Este reconocimiento tuvo el efecto de hacer que Pucetti bajara las manos, y Brunetti percibió cómo se relajaba el cuerpo del agente, al deponer éste su actitud de amenaza. Estaba seguro de que, si apartaba la mirada de Cappellini, vería que Pucetti había recuperado su tamaño normal.

El chico se calmó, minimamente por lo menos. Se deslizó unos centímetros sobre el colchón, extendió las piernas y dejó colgar un pie por el borde de la litera.

– Filippi lo odiaba -dijo-. No sé por qué, pero lo había odiado siempre, y nos decía que todos teníamos que odiarlo, que era un traidor. Su familia era una familia de traidores. -Al ver que Brunetti no hacía a esto comentario alguno, Cappellini agregó-: Es lo que decía él. Que Moro padre, también.

– ¿Sabe por qué decía eso? -preguntó Brunetti suavizando el tono de voz.

– No, señor. Eso era lo que nos decía.

Por mucho que Brunetti deseara saber quiénes eran los otros, comprendía que indagar ahora en ello sería abrir un inciso que rompería el ritmo del interrogatorio, y preguntó:

– ¿Moro protestaba o se defendía? -Al percibir la vacilación de Cappellini, agregó-: Cuando Filippi le llamaba traidor.

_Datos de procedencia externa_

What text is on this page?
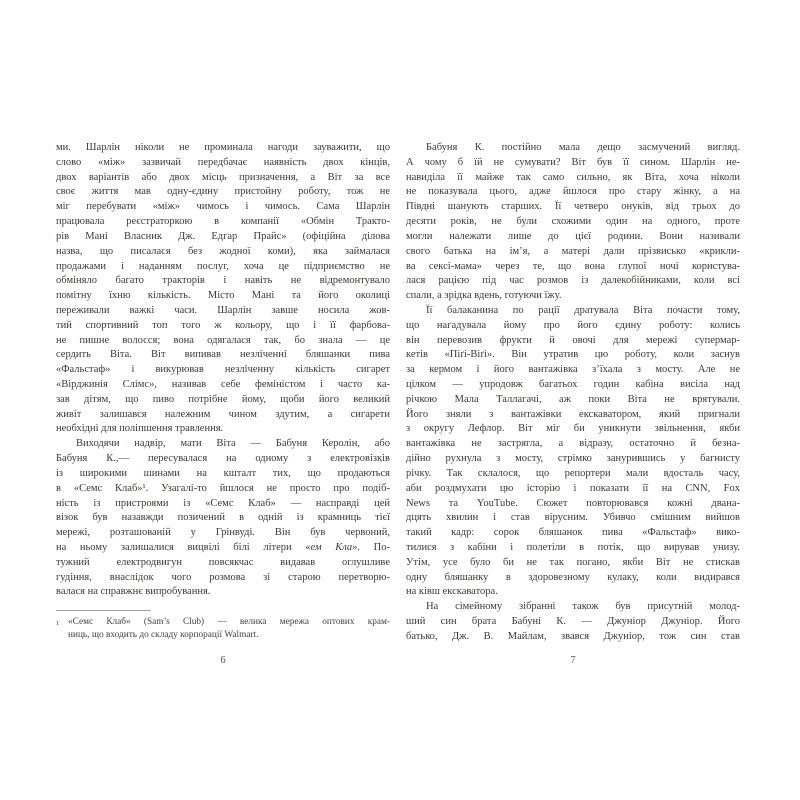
ми. Шарлін ніколи не проминала нагоди зауважити, що
слово «між» зазвичай передбачає наявність двох кінців,
двох варіантів або двох місць призначення, а Віт за все
своє життя мав одну-єдину пристойну роботу, тож не
міг перебувати «між» чимось і чимось. Сама Шарлін
працювала реєстраторкою в компанії «Обмін Тракто-
рів Мані Власник Дж. Едгар Прайс» (офіційна ділова
назва, що писалася без жодної коми), яка займалася
продажами і наданням послуг, хоча це підприємство не
обміняло багато тракторів і навіть не відремонтувало
помітну їхню кількість. Місто Мані та його околиці
переживали важкі часи. Шарлін завше носила жов-
тий спортивний топ того ж кольору, що і її фарбова-
не пишне волосся; вона одягалася так, бо знала — це
сердить Віта. Віт випивав незліченні бляшанки пива
«Фальстаф» і викурював незліченну кількість сигарет
«Вірджинія Слімс», називав себе феміністом і часто ка-
зав дітям, що пиво потрібне йому, щоби його великий
живіт залишався належним чином здутим, а сигарети
необхідні для поліпшення травлення.
Виходячи надвір, мати Віта — Бабуня Керолін, або
Бабуня К.,— пересувалася на одному з електровізків
із широкими шинами на кшталт тих, що продаються
в «Семс Клаб»¹. Узагалі-то йшлося не просто про подіб-
ність із пристроями із «Семс Клаб» — насправді цей
візок був назавжди позичений в одній із крамниць тієї
мережі, розташованій у Грінвуді. Він був червоний,
на ньому залишалися вицвілі білі літери «ем Кла». По-
тужний електродвигун повсякчас видавав оглушливе
гудіння, внаслідок чого розмова зі старою перетворю-
валася на справжнє випробування.
$^1$ «Семс Клаб» (Sam’s Club) — велика мережа оптових крам-
ниць, що входить до складу корпорації Walmart.
Бабуня К. постійно мала дещо засмучений вигляд.
А чому б їй не сумувати? Віт був її сином. Шарлін не-
навиділа її майже так само сильно, як Віта, хоча ніколи
не показувала цього, адже йшлося про стару жінку, а на
Півдні шанують старших. Її четверо онуків, від трьох до
десяти років, не були схожими один на одного, проте
могли належати лише до цієї родини. Вони називали
свого батька на ім’я, а матері дали прізвисько «крикли-
ва сексі-мама» через те, що вона глупої ночі користува-
лася рацією під час розмов із далекобійниками, коли всі
спали, а зрідка вдень, готуючи їжу.
Її балаканина по рації дратувала Віта почасти тому,
що нагадувала йому про його єдину роботу: колись
він перевозив фрукти й овочі для мережі супермар-
кетів «Піґі-Віґі». Він утратив цю роботу, коли заснув
за кермом і його вантажівка з’їхала з мосту. Але не
цілком — упродовж багатьох годин кабіна висіла над
річкою Мала Таллагачі, аж поки Віта не врятували.
Його зняли з вантажівки екскаватором, який пригнали
з округу Лефлор. Віт міг би уникнути звільнення, якби
вантажівка не застрягла, а відразу, остаточно й безна-
дійно рухнула з мосту, стрімко занурившись у багнисту
річку. Так склалося, що репортери мали вдосталь часу,
аби роздмухати цю історію і показати її на CNN, Fox
News та YouTube. Сюжет повторювався кожні двана-
дцять хвилин і став вірусним. Убивчо смішним вийшов
такий кадр: сорок бляшанок пива «Фальстаф» вико-
тилися з кабіни і полетіли в потік, що вирував унизу.
Утім, усе було би не так погано, якби Віт не стискав
одну бляшанку в здоровезному кулаку, коли видирався
на ківш екскаватора.
На сімейному зібранні також був присутній молод-
ший син брата Бабуні К. — Джуніор Джуніор. Його
батько, Дж. В. Майлам, звався Джуніор, тож син став
6	7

Cappellini pareció sorprendido por la pregunta. -Naturalmente. Tuvieron más de una pelea, y una vez Moro le pegó, pero los separaron. -Cappellini se pasó la mano derecha por el pelo, apoyó las dos manos en la cama y bajó la cabeza. La pausa se prolongaba, Pucetti y Brunetti hubieran podido ser dos figuras de piedra.

– ¿Qué pasó aquella noche? -preguntó Brunetti finalmente.

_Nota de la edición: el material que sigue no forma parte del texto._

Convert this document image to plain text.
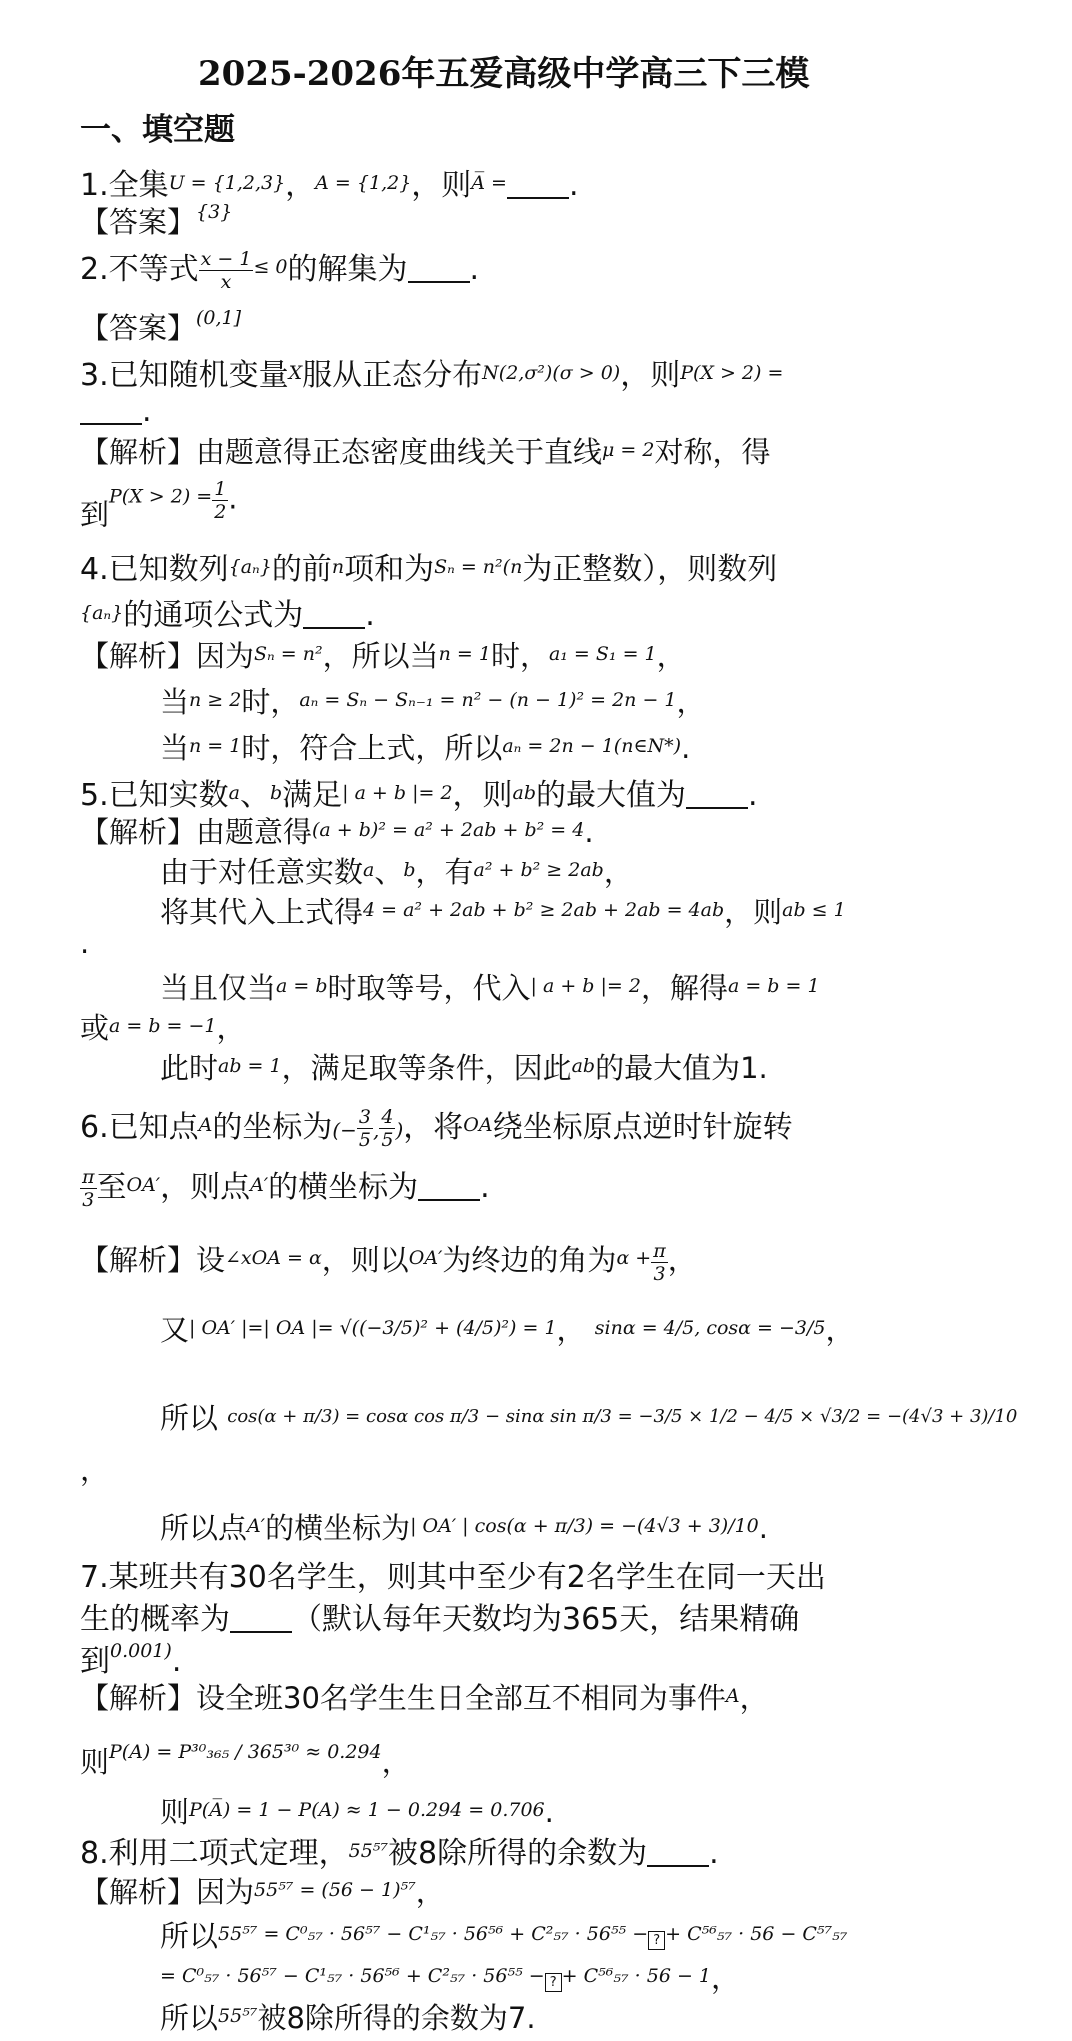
2025-2026年五爱高级中学高三下三模
一、填空题
1.全集$^{U = \{1,2,3\}}$，$^{A = \{1,2\}}$，则$^{A̅ =}$ .
【答案】$^{\{3\}}$
2.不等式 $\frac{x - 1}{x} ^{\le 0}$的解集为 .
【答案】$^{(0,1]}$
3.已知随机变量$^X$服从正态分布$^{N(2,\sigma^2)(\sigma > 0)}$，则$^{P(X > 2) =}$
.
【解析】由题意得正态密度曲线关于直线$^{\mu = 2}$对称，得
到$^{P(X > 2) =} \frac{1}{2}$ .
4.已知数列$^{\{a_n\}}$的前$^n$项和为$^{S_n = n^2(n}$为正整数），则数列
$^{\{a_n\}}$的通项公式为 .
【解析】因为$^{S_n = n^2}$，所以当$^{n = 1}$时，$^{a_1 = S_1 = 1}$，
当$^{n \ge 2}$时，$^{a_n = S_n - S_{n-1} = n^2 - (n - 1)^2 = 2n - 1}$，
当$^{n = 1}$时，符合上式，所以$^{a_n = 2n - 1(n\in N*)}$.
5.已知实数$^a$、$^b$满足$^{| a + b |= 2}$，则$^{ab}$的最大值为 .
【解析】由题意得$^{(a + b)^2 = a^2 + 2ab + b^2 = 4}$.
由于对任意实数$^a$、$^b$，有$^{a^2 + b^2 \ge 2ab}$，
将其代入上式得$^{4 = a^2 + 2ab + b^2 \ge 2ab + 2ab = 4ab}$，则$^{ab \le 1}$
.
当且仅当$^{a = b}$时取等号，代入$^{| a + b |= 2}$，解得$^{a = b = 1}$
或$^{a = b = -1}$，
此时$^{ab = 1}$，满足取等条件，因此$^{ab}$的最大值为1.
6.已知点$^A$的坐标为(− $\frac{3}{5}$ , $\frac{4}{5}$ )，将$^{OA}$绕坐标原点逆时针旋转
$\frac{\pi}{3}$ 至$^{OA'}$，则点$^{A'}$的横坐标为 .
【解析】设$^{\angle xOA = \alpha}$，则以$^{OA'}$为终边的角为$^{\alpha +} \frac{\pi}{3}$ ，
又$^{| OA' |=| OA |= √((-3/5)^2 + (4/5)^2) = 1}$， $^{sin\alpha = 4/5, cos\alpha = -3/5}$，
所以 $^{cos(\alpha + \pi/3) = cos\alpha cos \pi/3 - sin\alpha sin \pi/3 = -3/5 \times 1/2 - 4/5 \times √3/2 = -(4√3 + 3)/10}$
，
所以点$^{A'}$的横坐标为$^{| OA' | cos(\alpha + \pi/3) = -(4√3 + 3)/10}$.
7.某班共有30名学生，则其中至少有2名学生在同一天出
生的概率为 （默认每年天数均为365天，结果精确
到$^{0.001)}$.
【解析】设全班30名学生生日全部互不相同为事件$^A$，
则$^{P(A) = P^{30}_{365} / 365^{30} \approx 0.294}$，
则$^{P(A̅) = 1 - P(A) \approx 1 - 0.294 = 0.706}$.
8.利用二项式定理，$^{55^{57}}$被8除所得的余数为 .
【解析】因为$^{55^{57} = (56 - 1)^{57}}$，
所以$^{55^{57} = C^0_{57} \cdot 56^{57} - C^1_{57} \cdot 56^{56} + C^2_{57} \cdot 56^{55} -}$ ? $^{+ C^{56}_{57} \cdot 56 - C^{57}_{57}}$
$^{= C^0_{57} \cdot 56^{57} - C^1_{57} \cdot 56^{56} + C^2_{57} \cdot 56^{55} -}$ ? $^{+ C^{56}_{57} \cdot 56 - 1}$，
所以$^{55^{57}}$被8除所得的余数为7.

– Filippi llegó tarde. No sé si tenía permiso o usó su llave -explicó Cappellini con naturalidad, como si diera por descontado que ellos estaban ai corriente del tráfico de llaves-. No sé con quién habría estado; seguramente, con su padre. Siempre parecía más furioso cuando volvía de ver a su padre. Bueno, cuando entró… -Con un ademán, Cappellini señaló el espacio que tenía ante sí, el mismo que ahora ocupaban los dos inmóviles policías-. Empezó a hablar de Moro y de lo muy traidor que era. Yo quería seguir durmiendo y le dije que se callara.

Aquí se interrumpió, hasta que Brunetti se sintió obligado a preguntar:

– ¿Y qué ocurrió entonces?

– Que me pegó. Se acercó a la litera, levantó el brazo y me pegó. Un puñetazo en el hombro, no muy fuerte, como para demostrar lo furioso que estaba. Y no hacía más que repetir que Moro era un mierda y un traidor.

Brunetti confiaba en que el muchacho continuara. Y así lo hizo.

– Entonces se fue, dio media vuelta y salió de la habitación, quizá fue a buscar a Maselli y Zanchi, no sé. -El chico calló y miró al suelo.